Чтобы перелететь океан, нужно создать самолёты, построить аэродромы и выучить персонал. Без этого никак, жужжи не жужжи. Причём провал в любом звене сводит на нет достижения в любом звене.
Вот хоть медицинская аппаратура. За последнее десятилетие её приобретено намного больше, чем за десятилетия предыдущие. Ставят в больницах и поликлиниках томографы, проточные цитометры, много чего ставят. А счастья опять нет. Может быть, и потому, что зачастую исследования на этих аппаратах платные.

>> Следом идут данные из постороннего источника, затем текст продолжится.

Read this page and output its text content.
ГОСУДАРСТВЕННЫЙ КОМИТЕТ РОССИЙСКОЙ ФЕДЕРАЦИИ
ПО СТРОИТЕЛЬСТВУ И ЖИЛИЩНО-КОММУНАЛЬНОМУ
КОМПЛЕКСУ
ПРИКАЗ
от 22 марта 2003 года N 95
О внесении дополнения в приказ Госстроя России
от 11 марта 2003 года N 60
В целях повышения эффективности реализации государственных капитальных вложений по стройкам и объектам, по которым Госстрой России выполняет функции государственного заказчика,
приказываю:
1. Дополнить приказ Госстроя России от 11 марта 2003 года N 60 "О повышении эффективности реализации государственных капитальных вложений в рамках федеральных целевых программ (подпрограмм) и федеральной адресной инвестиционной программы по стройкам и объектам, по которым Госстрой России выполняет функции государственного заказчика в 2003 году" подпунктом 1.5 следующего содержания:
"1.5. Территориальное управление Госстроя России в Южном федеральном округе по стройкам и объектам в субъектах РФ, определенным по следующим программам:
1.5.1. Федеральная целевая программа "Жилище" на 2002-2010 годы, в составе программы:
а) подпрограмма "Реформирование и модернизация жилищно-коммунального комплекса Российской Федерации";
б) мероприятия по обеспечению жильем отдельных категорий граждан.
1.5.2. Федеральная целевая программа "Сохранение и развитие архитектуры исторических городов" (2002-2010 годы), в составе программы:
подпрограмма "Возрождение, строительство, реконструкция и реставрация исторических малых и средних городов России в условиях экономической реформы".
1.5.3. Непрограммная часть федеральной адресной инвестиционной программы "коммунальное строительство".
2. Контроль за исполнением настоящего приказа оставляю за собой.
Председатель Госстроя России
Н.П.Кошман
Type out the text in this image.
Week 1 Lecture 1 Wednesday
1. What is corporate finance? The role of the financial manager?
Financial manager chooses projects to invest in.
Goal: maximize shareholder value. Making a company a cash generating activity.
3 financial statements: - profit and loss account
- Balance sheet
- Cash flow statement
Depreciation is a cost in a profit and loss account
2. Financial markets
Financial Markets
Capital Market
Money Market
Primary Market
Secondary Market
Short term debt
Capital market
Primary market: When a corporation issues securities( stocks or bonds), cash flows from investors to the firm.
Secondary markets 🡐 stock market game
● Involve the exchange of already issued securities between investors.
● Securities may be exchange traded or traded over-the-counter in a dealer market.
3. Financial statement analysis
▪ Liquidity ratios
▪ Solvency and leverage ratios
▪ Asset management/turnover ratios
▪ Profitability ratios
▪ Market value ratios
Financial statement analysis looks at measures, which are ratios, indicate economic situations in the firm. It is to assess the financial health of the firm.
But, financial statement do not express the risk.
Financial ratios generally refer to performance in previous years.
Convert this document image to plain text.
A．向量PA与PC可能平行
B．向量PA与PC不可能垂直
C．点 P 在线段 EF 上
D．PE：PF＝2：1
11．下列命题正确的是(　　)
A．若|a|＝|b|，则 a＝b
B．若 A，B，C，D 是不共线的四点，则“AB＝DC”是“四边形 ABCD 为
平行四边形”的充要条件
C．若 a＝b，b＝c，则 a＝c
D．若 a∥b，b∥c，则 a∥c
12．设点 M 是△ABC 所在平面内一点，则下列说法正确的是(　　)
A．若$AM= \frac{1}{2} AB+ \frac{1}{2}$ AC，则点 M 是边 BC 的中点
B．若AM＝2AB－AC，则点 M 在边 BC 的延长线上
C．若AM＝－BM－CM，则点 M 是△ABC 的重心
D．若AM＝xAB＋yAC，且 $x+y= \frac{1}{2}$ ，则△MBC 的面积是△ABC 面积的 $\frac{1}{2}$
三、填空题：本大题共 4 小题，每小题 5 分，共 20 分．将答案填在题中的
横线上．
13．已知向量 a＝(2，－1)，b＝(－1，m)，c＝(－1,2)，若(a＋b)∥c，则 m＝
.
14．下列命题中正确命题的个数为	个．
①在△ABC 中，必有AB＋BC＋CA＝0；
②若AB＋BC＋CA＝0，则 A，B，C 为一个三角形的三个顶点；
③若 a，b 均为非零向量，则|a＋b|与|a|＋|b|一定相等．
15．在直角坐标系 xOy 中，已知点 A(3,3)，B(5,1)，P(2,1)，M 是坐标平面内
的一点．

Мнится, что возникновение в учреждениях казённого здравоохранения отделений платных услуг есть мина замедленного действия. Конечно, она, мина, может со временем саморазрядиться, но может и рвануть. Я не против платной медицины, наоборот, сторонник, но по отдельности: бюджетное здравоохранение живёт за счёт бюджета, частный врач живёт за счёт частного пациента. Когда же всё в одном флаконе, под одной крышей (включая и современное значение слова «крыша»), то рано или поздно возникает конфликт интересов. Интересов больного человека и интересов кошелька.
Это я из политкорректности говорю – рано или поздно. Обыкновенно конфликт интересов возникает моментально. И вот сидит человек и думает, потратить ли ему две, три, десять тысяч далеко не лишних рублей на всякие обследования по поводу головной боли или, как советуют друзья, выпить пару таблеток аспирина и растереть пятки скипидаром.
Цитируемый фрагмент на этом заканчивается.